We met this psalm already, numbered 14 in the Book of Psalms. If good things are worth repeating, then foolish people need a reminder to awaken them, set them on their guard.
What is foolishness really? According to the psalmist only 1 “fools say in their hearts there is no God.”
To say something in one’s heart is to believe it, to act as if this assumption were real. So, the fool behaves as of God does not exist. The consequence is corruption and 1 “\they commit abominable acts.”
While it is good to live as if taking the right action depends on us and nobody else. If we feel that way, then it becomes our modus operandi to seek to do the right. This is best for all. But when, taken to the other extreme, it suggests that we’re accountable to no one, we act without restraint when it comes to inflicting hurt and pain on others.

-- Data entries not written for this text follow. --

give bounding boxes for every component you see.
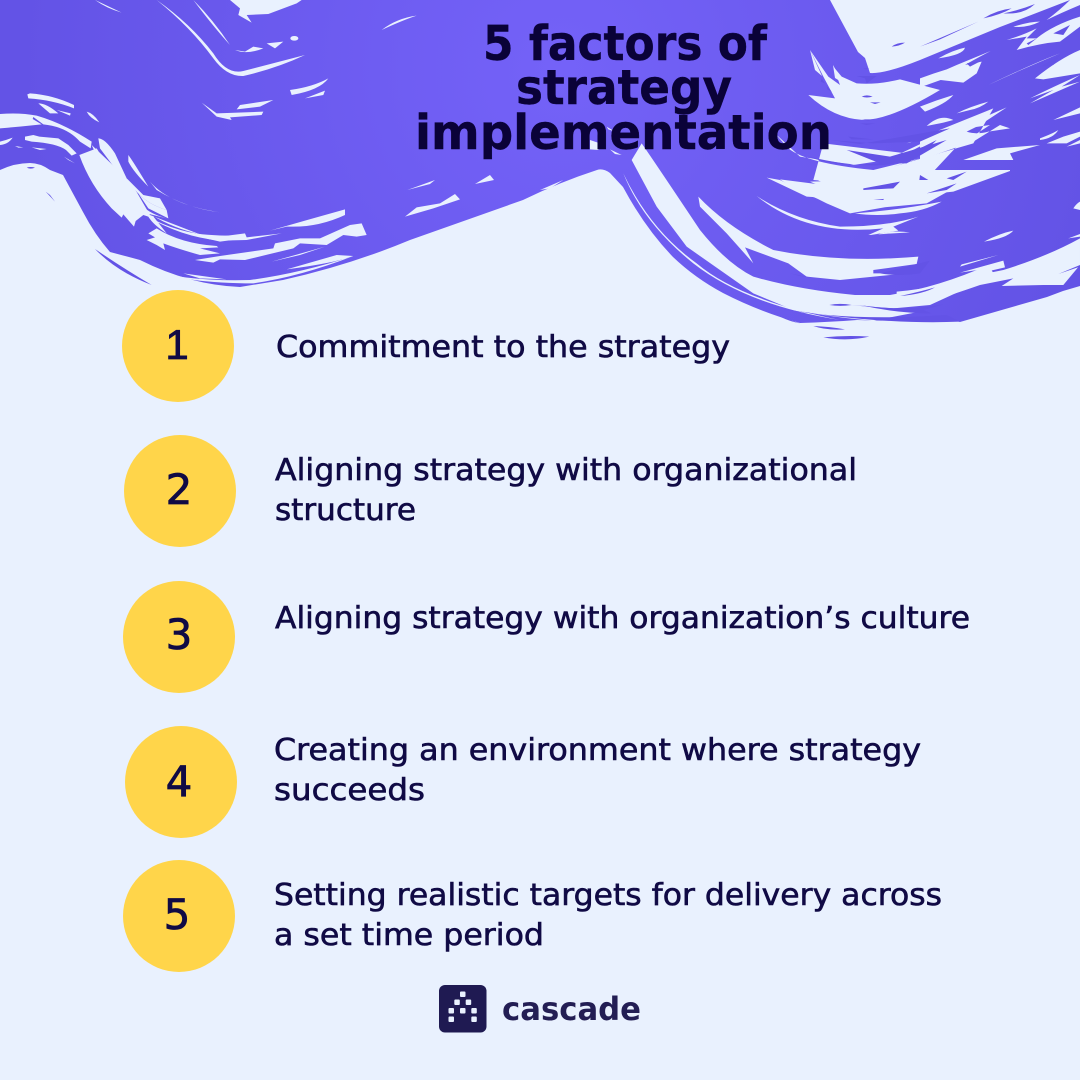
title: 5 factors of: [483, 16, 768, 72]
factor 5: a set time period: [274, 918, 544, 953]
factor 4: succeeds: [274, 773, 425, 808]
factor 2: [124, 435, 857, 547]
factor 5: [123, 860, 942, 972]
factor 3: 3: [166, 610, 192, 659]
factor 4: 4: [166, 757, 192, 806]
factor 1: [122, 290, 730, 402]
factor 2: 2: [166, 465, 192, 514]
factor 1: 1: [165, 321, 189, 368]
factor 1: Commitment to the strategy: [276, 330, 730, 365]
title: implementation: [415, 105, 832, 161]
cascade logo: cascade: [502, 990, 641, 1028]
title: strategy: [516, 60, 732, 116]
factor 2: structure: [275, 493, 416, 528]
brush stroke banner: [0, 0, 1080, 339]
factor 2: Aligning strategy with organizational: [275, 453, 857, 488]
factor 4: Creating an environment where strategy: [274, 733, 921, 768]
factor 5: 5: [164, 890, 190, 939]
title: [415, 16, 832, 161]
factor 4: [125, 726, 921, 838]
cascade logo: [439, 985, 641, 1032]
factor 3: Aligning strategy with organization’s culture: [275, 601, 970, 636]
factor 3: [123, 581, 970, 693]
factor 5: Setting realistic targets for delivery across: [274, 878, 942, 913]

So, it’s quite understandable that the psalmist should complain, 4 “Have they no knowledge, these evildoers, who eat up my people as they eat bread, and do not call upon God?”
Lack of awareness of the other and the other’s needs is a natural consequence of that sense of entitlement which derives when we put ourselves in the place of God. We do this because God is and if we choose to believe otherwise, we might well make up for this lack of faith by imagining that all power belongs to us.
There is a problem then with not believing. We force ourselves into believing something other than what the “believers” profess. We substitute this lack of faith with a brand of unfaith that puts us in the place of the One we refuse to believe in. In other words, the choice not to believe that God is might well take us to the state where we act as if we are God’s place.
And that is dangerous. Indeed, the fool says 1 “there is no God.”